Restore Binary Tree

Let's define inorder and preorder traversals of a binary tree as follows:

• Inorder traversal first visits the left subtree, then the root, then its right subtree;

• Preorder traversal first visits the root, then its left subtree, then its right subtree.

For example, if tree looks like this:

    1
   / \
  2   3
 /   / \
4   5   6

then the traversals will be as follows:

• Inorder traversal: [4, 2, 1, 5, 3, 6]

• Preorder traversal: [1, 2, 4, 3, 5, 6]

Given the inorder and preorder traversals of a binary tree t, but not t itself, restore t and return it.

Idea

Recursion + Array truncate

Since Preorder can give us the sequence from root to left to right & Inorder gives the sequence from left to root to right, so that current root is always the first element in Preorder, and the left subtree is always the part of array to the left of root element in Inorder array.

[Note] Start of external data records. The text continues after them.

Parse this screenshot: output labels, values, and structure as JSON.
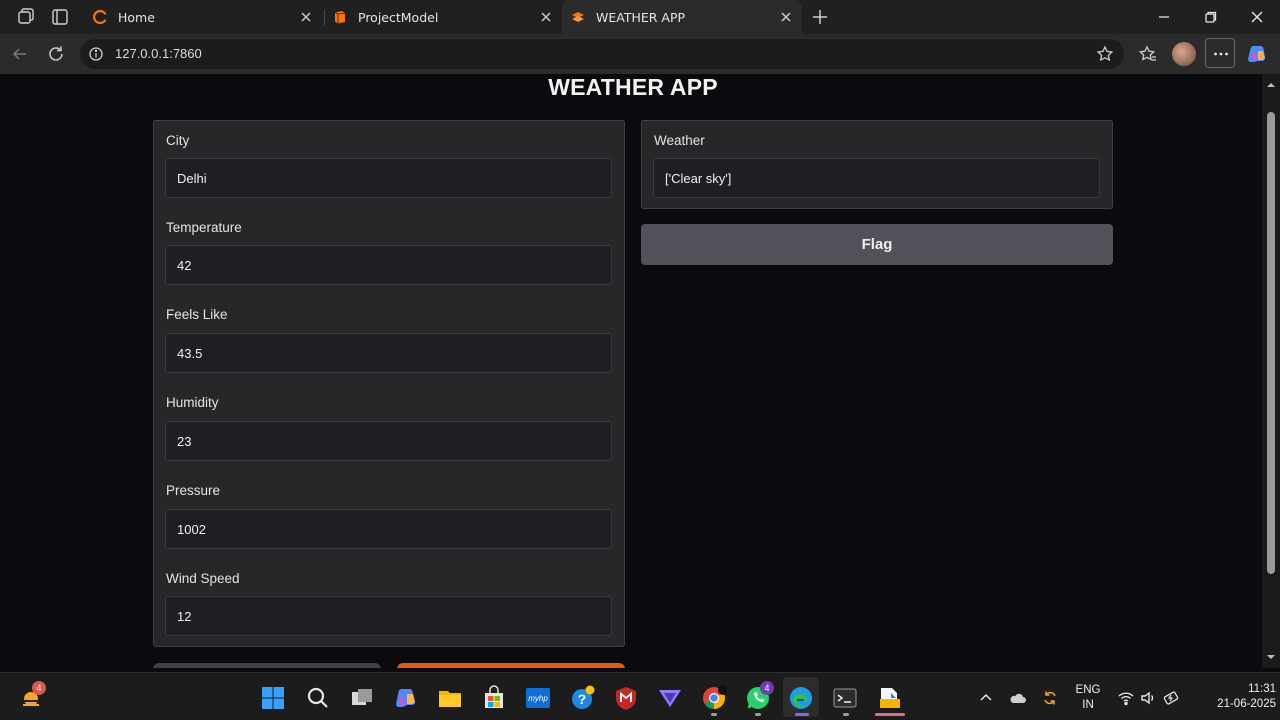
{
  "browser": {
    "tabs": [
      {
        "title": "Home",
        "favicon": "gradio-logo-icon"
      },
      {
        "title": "ProjectModel",
        "favicon": "book-icon"
      },
      {
        "title": "WEATHER APP",
        "favicon": "gradio-logo-icon",
        "active": true
      }
    ],
    "url": "127.0.0.1:7860"
  },
  "app": {
    "title": "WEATHER APP",
    "inputs": [
      {
        "label": "City",
        "value": "Delhi"
      },
      {
        "label": "Temperature",
        "value": "42"
      },
      {
        "label": "Feels Like",
        "value": "43.5"
      },
      {
        "label": "Humidity",
        "value": "23"
      },
      {
        "label": "Pressure",
        "value": "1002"
      },
      {
        "label": "Wind Speed",
        "value": "12"
      }
    ],
    "output": {
      "label": "Weather",
      "value": "['Clear sky']"
    },
    "flag_label": "Flag"
  },
  "taskbar": {
    "widget_badge": "4",
    "whatsapp_badge": "4",
    "lang_line1": "ENG",
    "lang_line2": "IN",
    "time": "11:31",
    "date": "21-06-2025"
  },
  "colors": {
    "accent_orange": "#ea580c",
    "panel_bg": "#27272a",
    "flag_button": "#52525b"
  }
}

For example, Current root=1 in preorder, so from Inorder we can see, 4,2 is the left part of 1 and 5,3,6 is the right part of 1

Therefore, when we found a root, we construct based on the left and right sub tree. The base case is then when the left to a root is empty or the right to a root is empty, the root iteself is a leave for some ancester root

Code

Tree<Integer> solution(int[] inorder, int[] preorder) {
    if(inorder.length==0){
        return null;
    }
    if(inorder.length==1){
        return new Tree<Integer>(inorder[0]);
    }
    Tree<Integer> currRoot = new Tree(preorder[0]);
    int currRootInd = 0;
    for(int i = 0; i<inorder.length; i++){
        if(inorder[i]==currRoot.value){
            currRootInd = i;
            break;
        }
    }
    currRoot.left = solution(Arrays.copyOfRange(inorder, 0, currRootInd), Arrays.copyOfRange(preorder, 1, preorder.length));
    currRoot.right = solution(Arrays.copyOfRange(inorder, currRootInd+1, inorder.length), Arrays.copyOfRange(preorder, currRootInd+1, preorder.length));
    return currRoot;
    
}